Developing these machines requires a significant collaboration within the automotive ecosystem, which includes OEMs, Tier 1 suppliers of electronic control units, semiconductor chip makers and sensor manufacturers, who supply equipment like LIDAR and cameras. This ecosystem is then supported by the network operators that provide 4G and 5G services and the hyperscalers or cloud providers.

This ecosystem needs to function seamlessly to make autonomous vehicles a reality, while working closely with regulatory and government bodies, who provide the regulations and entire infrastructure for the ecosystem to work.

The investment needed

To move from the current levels of vehicle automation to the next stage (level four—high automation), the automotive ecosystem needs to prioritize certain investments.

“OEMs are investing in defining new product requirements, which are architecture-based, as well as in-house design and software development,” says Muthualagappan.

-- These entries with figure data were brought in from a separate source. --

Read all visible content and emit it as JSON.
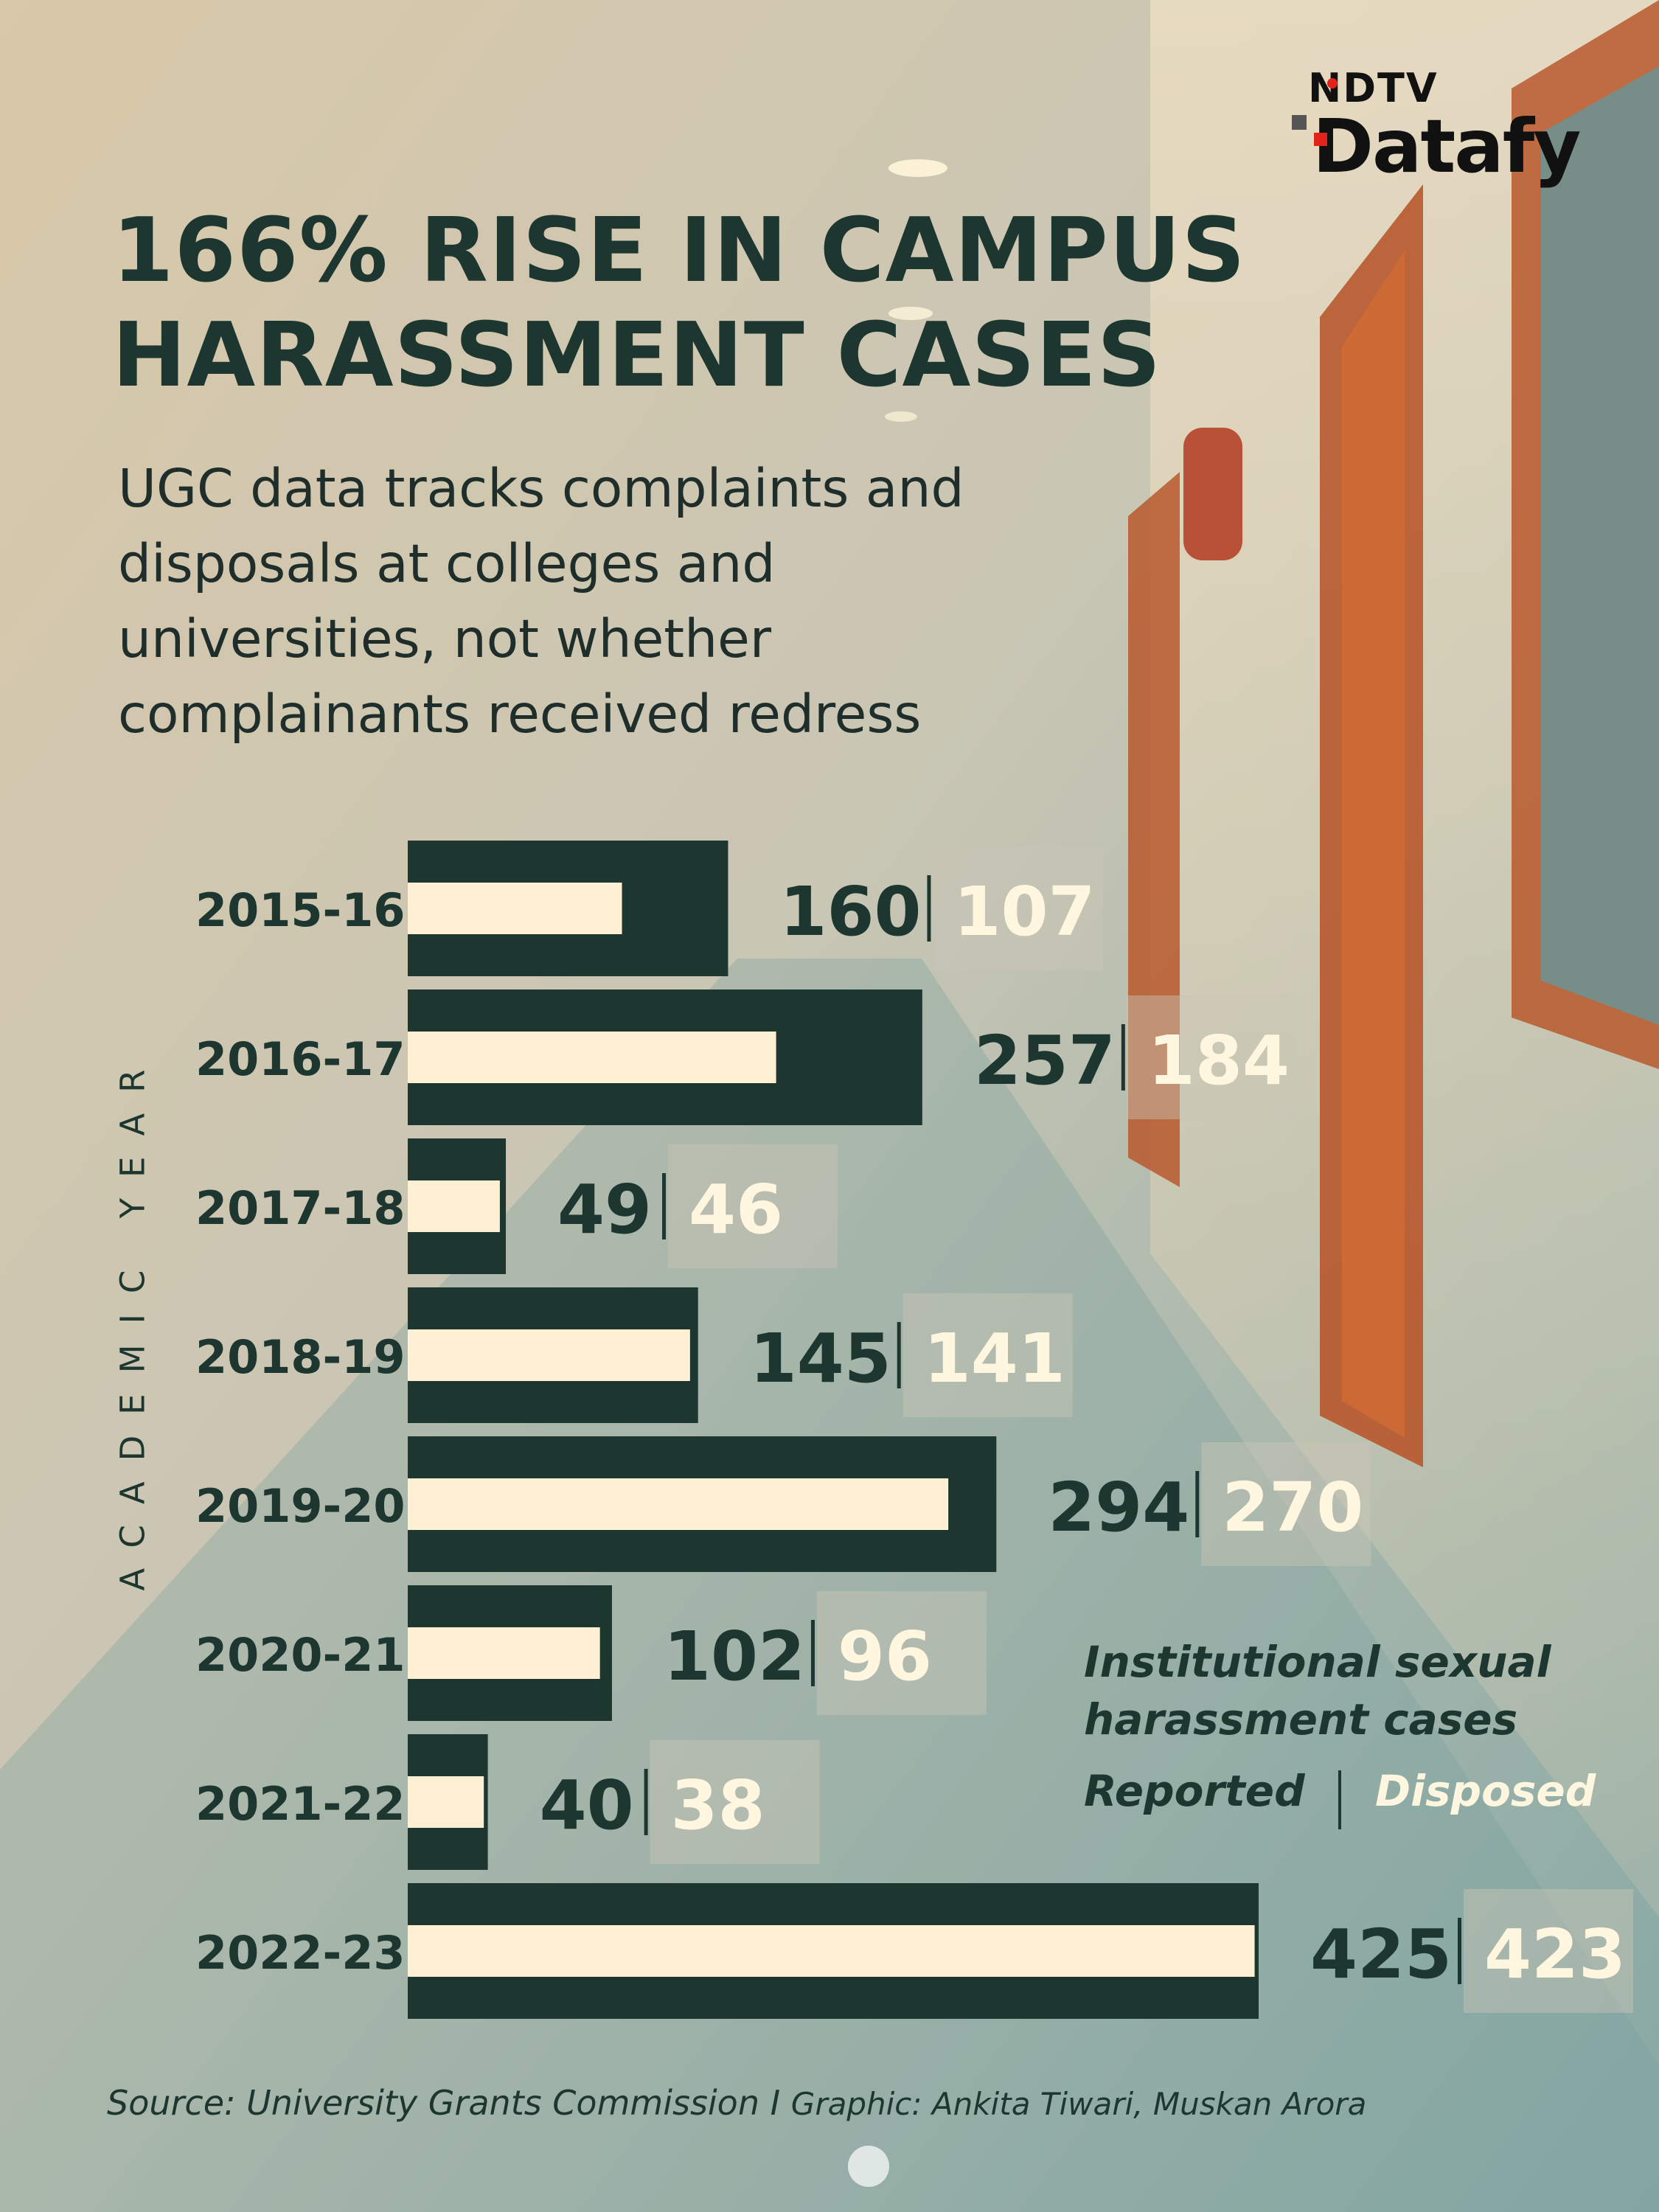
{
  "brand": {
    "top": "NDTV",
    "bottom": "Datafy"
  },
  "title": "166% RISE IN CAMPUS HARASSMENT CASES",
  "subtitle": "UGC data tracks complaints and disposals at colleges and universities, not whether complainants received redress",
  "source": "Source: University Grants Commission I",
  "credit": "Graphic: Ankita Tiwari, Muskan Arora",
  "legend": {
    "title": "Institutional sexual harassment cases",
    "reported": "Reported",
    "disposed": "Disposed"
  },
  "colors": {
    "reported_bar": "#1d3630",
    "disposed_bar": "#fff0d4",
    "reported_text": "#1d3630",
    "disposed_text": "#fff6df",
    "background_warm": "#d8c7a8",
    "background_cool": "#7fa3a0",
    "brand_red": "#e2231a"
  },
  "chart_data": {
    "type": "bar",
    "orientation": "horizontal",
    "ylabel": "ACADEMIC YEAR",
    "categories": [
      "2015-16",
      "2016-17",
      "2017-18",
      "2018-19",
      "2019-20",
      "2020-21",
      "2021-22",
      "2022-23"
    ],
    "series": [
      {
        "name": "Reported",
        "values": [
          160,
          257,
          49,
          145,
          294,
          102,
          40,
          425
        ]
      },
      {
        "name": "Disposed",
        "values": [
          107,
          184,
          46,
          141,
          270,
          96,
          38,
          423
        ]
      }
    ]
  }
}
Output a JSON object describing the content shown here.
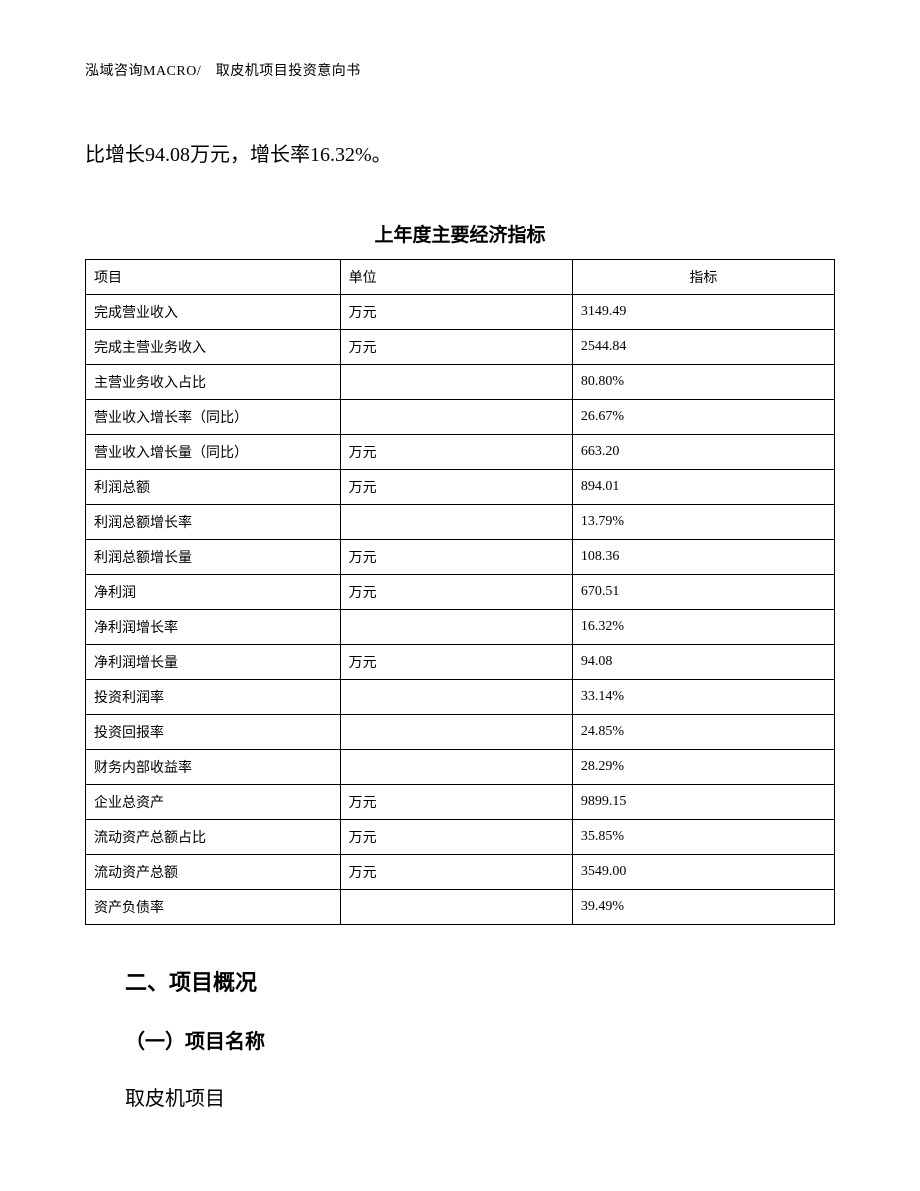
{
  "header": "泓域咨询MACRO/　取皮机项目投资意向书",
  "body_sentence": "比增长94.08万元，增长率16.32%。",
  "table_title": "上年度主要经济指标",
  "table": {
    "columns": [
      "项目",
      "单位",
      "指标"
    ],
    "rows": [
      [
        "完成营业收入",
        "万元",
        "3149.49"
      ],
      [
        "完成主营业务收入",
        "万元",
        "2544.84"
      ],
      [
        "主营业务收入占比",
        "",
        "80.80%"
      ],
      [
        "营业收入增长率（同比）",
        "",
        "26.67%"
      ],
      [
        "营业收入增长量（同比）",
        "万元",
        "663.20"
      ],
      [
        "利润总额",
        "万元",
        "894.01"
      ],
      [
        "利润总额增长率",
        "",
        "13.79%"
      ],
      [
        "利润总额增长量",
        "万元",
        "108.36"
      ],
      [
        "净利润",
        "万元",
        "670.51"
      ],
      [
        "净利润增长率",
        "",
        "16.32%"
      ],
      [
        "净利润增长量",
        "万元",
        "94.08"
      ],
      [
        "投资利润率",
        "",
        "33.14%"
      ],
      [
        "投资回报率",
        "",
        "24.85%"
      ],
      [
        "财务内部收益率",
        "",
        "28.29%"
      ],
      [
        "企业总资产",
        "万元",
        "9899.15"
      ],
      [
        "流动资产总额占比",
        "万元",
        "35.85%"
      ],
      [
        "流动资产总额",
        "万元",
        "3549.00"
      ],
      [
        "资产负债率",
        "",
        "39.49%"
      ]
    ]
  },
  "section_heading": "二、项目概况",
  "sub_heading": "（一）项目名称",
  "sub_text": "取皮机项目",
  "style": {
    "page_bg": "#ffffff",
    "text_color": "#000000",
    "border_color": "#000000",
    "header_fontsize": 14,
    "body_fontsize": 20,
    "table_title_fontsize": 19,
    "table_cell_fontsize": 14,
    "section_heading_fontsize": 22,
    "sub_heading_fontsize": 20,
    "col_widths_pct": [
      34,
      31,
      35
    ]
  }
}
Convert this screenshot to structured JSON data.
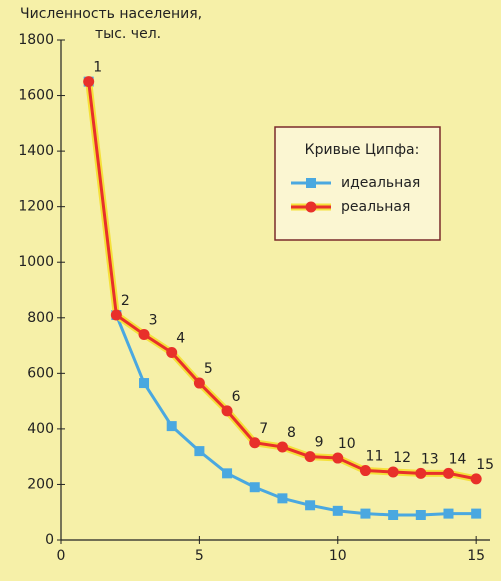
{
  "chart_data": {
    "type": "line",
    "y_label": [
      "Численность населения,",
      "тыс. чел."
    ],
    "legend_title": "Кривые Ципфа:",
    "x": [
      1,
      2,
      3,
      4,
      5,
      6,
      7,
      8,
      9,
      10,
      11,
      12,
      13,
      14,
      15
    ],
    "series": [
      {
        "name": "идеальная",
        "color": "#4aa8e0",
        "marker": "square",
        "values": [
          1650,
          810,
          565,
          410,
          320,
          240,
          190,
          150,
          125,
          105,
          95,
          90,
          90,
          95,
          95
        ]
      },
      {
        "name": "реальная",
        "color": "#e8302a",
        "marker": "circle",
        "outline": "#f5e03a",
        "values": [
          1650,
          810,
          740,
          675,
          565,
          465,
          350,
          335,
          300,
          295,
          250,
          245,
          240,
          240,
          220
        ]
      }
    ],
    "point_labels_series": 1,
    "xlim": [
      0,
      15.5
    ],
    "xticks": [
      0,
      5,
      10,
      15
    ],
    "ylim": [
      0,
      1800
    ],
    "yticks": [
      0,
      200,
      400,
      600,
      800,
      1000,
      1200,
      1400,
      1600,
      1800
    ],
    "legend": "upper right"
  }
}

He adds: “The suppliers are investing in developing the complete electronics control unit, which we call the advanced driver assistance system [ADAS], while semiconductor chip manufacturers are also shifting focus to multi-core technology chips, which are needed to support the latest architecture in software defined vehicles. These manufacturers are also heavily investing in low power technology and hardware with built in artificial intelligence.”

Sensor manufacturers are also looking at improving the resolution of the cameras on the outside of the vehicles and enhancing the point cloud capability in LIDAR systems.

In addition, hyperscalers are increasing their capability and storage capacity to meet the demands of the OEMs and suppliers, while regulatory bodies are constantly developing new guidelines to support autonomous use cases, such as the National Highway Traffic Safety administration (NHTSA) in the US, which launched the Automated Vehicle Transparency and Engagement for Safe Testing roadmap in 2020.

Government bodies are creating a smart infrastructure to be used by ecosystem players in order to achieve their objectives.

Driving towards an autonomous future with HCLTech

"HCLTech is in a unique position to support a fully autonomous future. We’re a global services firm catering from chip to cloud for the needs of our customers. We’re known as one of the top product engineering services organizations in the world working with different ecosystem partners, from OEMs all the way through to semiconductor manufacturers and hyperscalers, with the aim of accelerating their time to market through our service accelerator solutions,” says Muthualagappan.